On her Bridging Differences blogsite (the one shared with Deborah Meier), Diane Ravitch wrote:
I am reminded that at the end of Experience and Education, John Dewey said that we need to think less about “progressive education” and “traditional education,” and think instead about good education. Who today even talks about “good” education? Instead, we are entrapped in empty discourse about meaningless data, and more and more children go through their schooling without any real engagement in the arts, science, history, projects, activities, or anything else that does not raise their scores in reading and math. (November 2, 2010)
Are Diane and I devoted to the same thing? Certainly she does not think it possible to talk about “good” education without first defining what it means to be educated. But I should not put words in her mouth/keyboard. My education colleagues believe it is unnecessary to define “educated;” she may believe that, too. Besides, she is a historian, not a philosopher.
I will let her think about this, while I ask readers:
Can we talk about “good education,” without first defining what it means to be educated? What would that conversation sound like?
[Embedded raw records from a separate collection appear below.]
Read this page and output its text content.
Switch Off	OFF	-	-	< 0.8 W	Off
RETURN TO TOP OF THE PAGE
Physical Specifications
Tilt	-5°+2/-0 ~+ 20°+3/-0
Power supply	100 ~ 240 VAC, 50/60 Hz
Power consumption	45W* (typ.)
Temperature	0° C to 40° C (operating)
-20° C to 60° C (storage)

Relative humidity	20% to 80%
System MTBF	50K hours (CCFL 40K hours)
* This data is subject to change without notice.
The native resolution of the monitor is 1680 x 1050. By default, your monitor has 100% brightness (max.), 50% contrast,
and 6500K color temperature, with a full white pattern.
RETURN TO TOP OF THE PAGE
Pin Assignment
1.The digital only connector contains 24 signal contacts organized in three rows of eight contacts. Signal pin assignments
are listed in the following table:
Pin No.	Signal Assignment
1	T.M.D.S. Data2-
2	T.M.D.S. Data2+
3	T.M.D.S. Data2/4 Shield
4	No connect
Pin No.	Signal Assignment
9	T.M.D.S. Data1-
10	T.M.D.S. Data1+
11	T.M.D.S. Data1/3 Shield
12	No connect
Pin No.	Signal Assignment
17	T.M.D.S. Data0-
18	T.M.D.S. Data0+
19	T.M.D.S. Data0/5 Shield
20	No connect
Where would it start? Where would it end?
When educators agree that defining “educated” is a prerequisite to a conversation about “good education,” the need for the conversation goes away. The ideal of the educated person inspires good teaching, good learning, “good education.” No conversation needed, just a meaningful, useful definition of what it means to be educated.
Which of the six virtues do you not want your child to develop:
Understanding? Imagination?
Strong Character? Courage?
Humility? Generosity?
Which virtues would you teach, instead?